Tom Hanks stars as Robert Langdon, a Harvard professor of symbology, in Paris to give a lecture. To his surprise, he's implicated make that, all but convicted in the murder of a highly respected curator at the Louvre who, in his dying moments, has managed to leave behind a cryptic message that's somehow tied to ... yes, Leonardo da Vinci!
The dead man is but the first step in a byzantine scavenger hunt that could crack open 2,000 years of Christian doctrine. With him every step of the way is French cop and cryptologist Sophie Neveu (Audrey Tautou), who may be more central to the mystery than either of them realize.
On their trail is detective Bezu Fache (Jean Reno), who's every bit as relentless as Tommy Lee Jones in "The Fugitive," and Silas (Paul Bettany), a tormented, self-flagellating Albino monk, who isn't above offing a nun. Robert and Sophie eventually find refuge with Sir Leigh Teabing (Ian McKellen), an old friend of Robert's who, like Monty Python, is obsessed with the Holy Grail.
And that's just the first half.
Howard uses desaturated flashbacks to fill in certain characters' back-stories. A few are fairly effective, but others are pure kitsch, like outtakes from some long-forgotten Cecil B. DeMille religious epic.
For those who don't know the book chapter and verse, things may get a little confusing. For those who do, things might get a little boring. Either way, Hanks, who initially seemed so miscast as a character described as "Harrison Ford in tweeds," is a big help, using his low-key everyman quality to give dimension to an essentially one-note role. He and Tautou lack chemistry badly but she manages her performance well enough to make this a plausible calling card for a Hollywood career. Bettany keeps his dignity intact in a frankly ludicrous role. And Reno has a fine Gallic scowl/two-day stubble.
However, the movie only really comes alive when McKellen appears. Nobody does playfully-eccentric-but-with-great-power better. He practically created the template as Gandalf in "The Lord of the Rings" movies. He brings the picture a much-needed lighter touch and sense of humor. Surrounded by police officers, he asks, "Did that old cannabis charge finally catch up with me?"
The film's "sacred feminine" premise, which has provoked so much controversy, certainly hasn't been cut from the picture. It remains the core of the movie's murder-mystery framework. But as the filmmakers have insisted all along, "The Da Vinci Code" is fiction.
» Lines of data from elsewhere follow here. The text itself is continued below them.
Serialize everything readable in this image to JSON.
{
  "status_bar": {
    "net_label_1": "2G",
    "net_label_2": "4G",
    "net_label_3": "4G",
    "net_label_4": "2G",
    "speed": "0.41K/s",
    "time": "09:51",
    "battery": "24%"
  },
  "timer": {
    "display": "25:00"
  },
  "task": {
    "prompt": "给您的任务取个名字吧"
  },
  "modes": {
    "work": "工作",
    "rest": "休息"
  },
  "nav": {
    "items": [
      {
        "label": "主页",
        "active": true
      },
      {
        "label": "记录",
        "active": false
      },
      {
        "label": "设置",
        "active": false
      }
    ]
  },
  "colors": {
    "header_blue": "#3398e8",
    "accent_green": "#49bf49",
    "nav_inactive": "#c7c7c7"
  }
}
It's in the fiction section at the library, part of the best-selling fiction display at Borders and Barnes & Noble.
Rather than courting angry debate, Howard chooses to emphasize that there are two sides to any discussion. He and screenwriter Akiva Goldsman have even added dialogue that makes Langdon something of a spokesman for Christian orthodoxy which isn't in the book.
Still, it has to be said: The conservative group Opus Dei takes it on the chin, with the picture explicitly distancing their beliefs from the Vatican.
In Howard's version, Brown's intriguing some say, radical, or worse suppositions are posited somewhere between the Zapruder tape, the grassy knoll theory and rumors of JFK living like a veggie on a secret Greek island. More bluntly, it's hard to imagine how "The Da Vinci Code" could shake anyone's faith. In Howard perhaps, because he fails to figure out how to inject urgency in Brown's brainy-potboiler approach. But not in anything religious.
Rather than stirring up hatred, the movie attempts to open up a hopefully reasonable discourse. How do we sift truth from faith, Hanks says early on; later, he wonders if the revelation embraced by the movie would destroy faith or renew it. When Sophie asks Robert if what they've learned is possible, he replies, "It's not impossible."
Not exactly a ringing endorsement. Nor does it need to be.
Ultimately "The Da Vinci Code" is an entertainment an airplane read turned into a perfectly good airplane movie. The film is less interested in putting the very roots of Christianity up for grabs than it is in giving audiences an old-fashioned summer movie thrill ride. And if in doing so, it bumps into matters of individual faith, so much the better.